Может, Сиврим и сдержался только из-за отвращения к этой своей жажде. Но занятиям с мечом уделял с тех пор много больше внимания.

А через несколько лет, когда блуждавших в окрестностях беженцев объединил и повёл за собой таинственный андэлни, который звал себя Плетью Рункейровой, — что оставалось Сивриму?

После побоев мать едва понимала, на каком свете находится, а через пару лет и вовсе отошла в призрачный мир. Управление хозяйством легло на Сивримовы плечи, отец продолжал с утра до вечера нажираться вусмерть, ездил на охоту, горланил походные гимны и рассказывал всякому, кто подворачивался под руку, какой он, ойвир Вёйбур, недооценённый великий воитель и мудрец; сына при этом старательно избегал. Услышав о приближении воинства Плети, истинный защитник своих андэлни, ойвир Вёйбур заперся в гулком винном подвале… впрочем, Сивриму и в голову бы не пришло рассчитывать на его помощь.

Тогда всё шло как шло: так бывает во сне, каждая деталь которого дополняет предыдущие и совершенно гармонична, естественна согласно внутренней логике сновидения. Сиврим был мечом, который скользит в ножнах, рекой, текущей по извечному своему руслу. Никаких вопросов. Никаких сомнений. Потому что — никакого выбора. Про то, как именно Плеть вершил волю Праотца и восстанавливал попранную справедливость, знали уже очень хорошо, в деталях.

Вот так и вышло, что Сиврим взял ключи от арсенала, выдал оружие всем, кто оказался в замке и был способен держать это оружие в руках, — и они обратили Плеть в бегство.

Повезло ли им? Безусловно, повезло. Если бы его андэлни не сумели проникнуть в лагерь осаждающих и повредить звенья цепей, на которых висели тараны… Если бы той ночью не было тумана… Если бы горбачи вдруг испугались и повернули обратно во внутренний двор замка…

Но Сиврим считал, что дело было не только в везении. Тогда — не только в нём.
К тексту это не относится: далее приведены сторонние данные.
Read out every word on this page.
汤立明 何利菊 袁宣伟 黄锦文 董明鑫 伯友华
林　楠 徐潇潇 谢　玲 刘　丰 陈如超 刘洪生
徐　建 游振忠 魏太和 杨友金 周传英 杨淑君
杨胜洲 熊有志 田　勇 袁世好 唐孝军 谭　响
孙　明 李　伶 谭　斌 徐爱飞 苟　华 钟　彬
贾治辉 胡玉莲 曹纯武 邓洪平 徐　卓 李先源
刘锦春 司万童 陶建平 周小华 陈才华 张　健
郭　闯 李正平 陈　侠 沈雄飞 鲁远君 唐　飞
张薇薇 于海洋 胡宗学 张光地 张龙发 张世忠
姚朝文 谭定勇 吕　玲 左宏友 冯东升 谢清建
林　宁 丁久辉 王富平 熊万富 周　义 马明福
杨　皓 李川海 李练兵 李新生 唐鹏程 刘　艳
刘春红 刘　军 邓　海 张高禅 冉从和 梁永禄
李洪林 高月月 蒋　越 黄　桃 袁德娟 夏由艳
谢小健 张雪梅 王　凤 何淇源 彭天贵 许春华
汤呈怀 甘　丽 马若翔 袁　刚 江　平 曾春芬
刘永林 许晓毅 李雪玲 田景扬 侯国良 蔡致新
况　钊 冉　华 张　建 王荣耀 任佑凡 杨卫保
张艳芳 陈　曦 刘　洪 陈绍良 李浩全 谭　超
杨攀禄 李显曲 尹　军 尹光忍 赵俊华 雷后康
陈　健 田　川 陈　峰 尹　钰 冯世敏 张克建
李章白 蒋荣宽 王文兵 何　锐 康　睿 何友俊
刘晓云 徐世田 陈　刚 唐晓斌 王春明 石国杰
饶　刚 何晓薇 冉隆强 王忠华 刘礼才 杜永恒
По-настоящему повезло потом, когда он встретился с господином Эстритолком Оттенсом. Разумеется, Сиврим от имени отца пригласил его с отрядом в замок и снабдил провиантом и фуражом, дал лекарства для раненых, помог похоронить убитых, рассказал, как легче всего добраться до городка Третий След, в котором жил чародей-тропарь… Господин советник по особым вопросам искренне благодарил и обещал когда-нибудь отплатить за услуги, однако задержался в замке всего на сутки, после чего поспешил в столицу.

Сиврим пожал плечами и вернулся к более насущным заботам. Нужно было закончить с погребением мёртвых, помочь беженцам вернуться в деревни и навести там порядок…

И вот месяца через четыре, когда дурман победы уже развеялся, господин советник по особым вопросам вдруг снова приехал в замок…

Вообще-то о столице в Вёйбуровых землях, как и в любом захолустье, вспоминали редко, обычно с полупраздным любопытством, — а там об ойвире Вёйбуре не вспоминали вовсе. Зато Плеть Рункейрова оказался для столичных чиновников той ещё занозой в заднице. Венценосный кройбелс, да продлятся дни его, наконец-то принялся восстанавливать порядок на островах, что когда-то были частями Скаллунгира, дойхарской державы. Любые смуты пресекались жесточайшим образом, за каждый недочёт кто-то расплачивался чином, кто-то — головой. Так что непобедимый «сброд бунтовщиков» испортил жизнь многим бумагомаракам, в глаза не видевшим ни Плеть Рункейрову, ни его жертв.